Natwest - The Big Mistake

There's been a lot of talk (unsurprisingly) about the recent screw-up at Natwest, RBS and Ulster Bank. There's been a lot of people blaming 'outsourcing' despite RBS denying that the work was outsourced. Here's where the confusion lies though, RBS operates in India so although half the team weren't based in the UK they weren't technically outsourced. The term in these instances is 'off-shoring'.

Of course, it's a game of semantics and it's a little concerning to see RBS willingly playing such a pointless game. To most in the UK, if you are sending the work abroad (especially to India) then you are outsourcing (even if you're really off-shoring).

What's scarier, though, is that the failures at RBS could quite easily happen to any other company. It's easy to blame the bankers (we have a lot to blame them for!) but the practices there aren't that different to what's been happening in other companies around the globe. That it was a bank that fell over is probably just blind luck.

To an accountant, the idea of off-shoring probably sounds quite good. We can pay a techie in the UK £25,000 a year or a techie in India £11,000 a year. Hell, we just saved £14,000 per head so it's a no brainer! Unfortunately, anyone who judges such a decision on that sole point is probably only capable of solving 'no-brainers'.

The simple fact is, if your system is business critical then you need to be damn sure you can keep it running. Mistakes do happen, but the more critical the system the more you need to do to try and prevent them.

On the face of it, Off-shoring isn't that bad an idea. Many of the Indian Techies are very well qualified, the trouble is that it's very hard to judge someone's true ability from thousands of miles away. The guy that set off this latest disaster was probably fantastically well qualified, but was inexperienced.

By keeping essential services close to home, you give yourself far more oversight over what goes on (if only because it's easier to get someone in your office and yell at them!). You also retain the ability to ensure that necessary training has been undertaken, rather than having to rely on the word of a supervisor in another country.

Best of all, those highly experienced staff you have in your office? They'll be the ones dealing with the issues, some of them may even have been administering your systems from the point of installation. That's the skillset you need when dealing with such critical infrastructure, it's also the skillset that will save your company a fortune if anything does go wrong.

Of course, some of these savings will never appear on an accountants books. How do you quantify a saving if that saving arose because you prevented an unexpected disaster? Even if you could, how many would take the number given at face value (because IT always exaggerate(!)).

There's no reason you can't outsource some work, but even then for the kind of system we're dealing with here you probably want to ensure the work goes to a competent UK based company. You've much, much more comeback then. After all, if an Indian company screw up, are you sure that you'll be able to recoup the cost from them? Does it go through the UK courts or the Indian ones?

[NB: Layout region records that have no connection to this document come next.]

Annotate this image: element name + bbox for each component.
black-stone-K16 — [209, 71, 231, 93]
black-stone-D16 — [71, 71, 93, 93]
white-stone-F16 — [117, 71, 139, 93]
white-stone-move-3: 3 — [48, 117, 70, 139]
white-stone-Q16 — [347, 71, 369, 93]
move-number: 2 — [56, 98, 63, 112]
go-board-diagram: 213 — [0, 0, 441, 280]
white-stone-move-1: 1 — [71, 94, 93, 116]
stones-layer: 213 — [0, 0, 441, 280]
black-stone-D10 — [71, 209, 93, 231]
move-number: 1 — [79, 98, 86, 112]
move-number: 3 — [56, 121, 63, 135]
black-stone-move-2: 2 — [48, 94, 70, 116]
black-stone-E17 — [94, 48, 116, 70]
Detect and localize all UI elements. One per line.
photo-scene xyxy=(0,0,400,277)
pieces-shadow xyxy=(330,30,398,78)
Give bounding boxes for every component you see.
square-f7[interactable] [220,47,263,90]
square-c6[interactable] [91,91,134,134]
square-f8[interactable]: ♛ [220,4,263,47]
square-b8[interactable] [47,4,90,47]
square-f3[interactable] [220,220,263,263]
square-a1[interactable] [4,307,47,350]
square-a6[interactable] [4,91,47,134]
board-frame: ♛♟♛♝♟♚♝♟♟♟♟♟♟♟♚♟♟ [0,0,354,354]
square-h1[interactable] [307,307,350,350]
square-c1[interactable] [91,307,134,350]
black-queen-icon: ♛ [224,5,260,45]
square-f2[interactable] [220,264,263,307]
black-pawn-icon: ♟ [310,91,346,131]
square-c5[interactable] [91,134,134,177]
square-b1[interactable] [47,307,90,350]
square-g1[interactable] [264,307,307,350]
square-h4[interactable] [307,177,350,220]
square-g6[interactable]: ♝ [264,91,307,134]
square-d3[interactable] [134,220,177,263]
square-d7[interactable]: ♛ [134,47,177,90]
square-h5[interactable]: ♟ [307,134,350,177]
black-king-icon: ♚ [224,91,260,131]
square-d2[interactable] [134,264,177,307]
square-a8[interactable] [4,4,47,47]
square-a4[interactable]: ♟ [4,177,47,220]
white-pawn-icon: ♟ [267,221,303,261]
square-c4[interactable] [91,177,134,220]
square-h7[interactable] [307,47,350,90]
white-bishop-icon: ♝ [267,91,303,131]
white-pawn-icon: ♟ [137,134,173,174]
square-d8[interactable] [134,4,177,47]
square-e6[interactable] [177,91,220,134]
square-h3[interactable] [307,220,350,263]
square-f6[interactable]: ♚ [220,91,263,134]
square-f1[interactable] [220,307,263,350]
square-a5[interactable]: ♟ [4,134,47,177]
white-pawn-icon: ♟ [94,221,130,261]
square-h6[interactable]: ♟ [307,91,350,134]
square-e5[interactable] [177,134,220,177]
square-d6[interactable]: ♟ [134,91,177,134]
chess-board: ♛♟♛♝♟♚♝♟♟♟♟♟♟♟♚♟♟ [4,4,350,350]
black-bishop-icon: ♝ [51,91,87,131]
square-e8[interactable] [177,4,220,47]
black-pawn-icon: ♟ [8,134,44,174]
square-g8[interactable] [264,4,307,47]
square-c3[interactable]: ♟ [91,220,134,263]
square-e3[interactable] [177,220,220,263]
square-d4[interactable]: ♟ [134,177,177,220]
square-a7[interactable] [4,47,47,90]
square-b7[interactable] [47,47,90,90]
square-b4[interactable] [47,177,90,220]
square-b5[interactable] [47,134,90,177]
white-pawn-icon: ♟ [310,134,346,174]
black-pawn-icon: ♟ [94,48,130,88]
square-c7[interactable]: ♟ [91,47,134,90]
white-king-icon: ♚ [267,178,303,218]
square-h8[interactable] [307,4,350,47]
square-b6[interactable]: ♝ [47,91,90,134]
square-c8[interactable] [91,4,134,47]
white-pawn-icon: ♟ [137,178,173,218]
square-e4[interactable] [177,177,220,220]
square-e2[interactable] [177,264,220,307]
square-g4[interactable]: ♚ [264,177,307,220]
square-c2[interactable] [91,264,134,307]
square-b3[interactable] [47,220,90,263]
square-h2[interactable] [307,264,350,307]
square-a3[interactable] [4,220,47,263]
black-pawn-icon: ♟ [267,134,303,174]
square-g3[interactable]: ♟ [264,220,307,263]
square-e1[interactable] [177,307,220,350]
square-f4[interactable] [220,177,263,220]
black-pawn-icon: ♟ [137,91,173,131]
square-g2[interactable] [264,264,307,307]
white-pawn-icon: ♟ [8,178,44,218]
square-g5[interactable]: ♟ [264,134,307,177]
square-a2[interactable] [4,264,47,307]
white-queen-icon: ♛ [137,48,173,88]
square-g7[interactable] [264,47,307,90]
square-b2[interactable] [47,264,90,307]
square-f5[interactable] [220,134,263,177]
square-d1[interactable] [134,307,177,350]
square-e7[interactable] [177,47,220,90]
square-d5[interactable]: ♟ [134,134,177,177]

Are you sure you'd even see the money at the end of it?

I don't pretend to have all the answers, but these are just some of the questions that should be being asked before taking a decision to off-shore. Bitter experience shows, however, that the only question being asked is "how much can we save", it's short-sighted, dangerous and shows complete ignorance of just how critical and complex some IT systems are.

We all expect the banks to screw up, lately it seems to be their primary business model, but just stop and think: could my company be next? 

Personally, I'd be very interested to see RBS make all documentation relating to the decision to off-shore public. It'd be nice to see exactly what contingencies they planned (if any) as well as what the final decision was based on. Either way, though, they've screwed up something royal this time.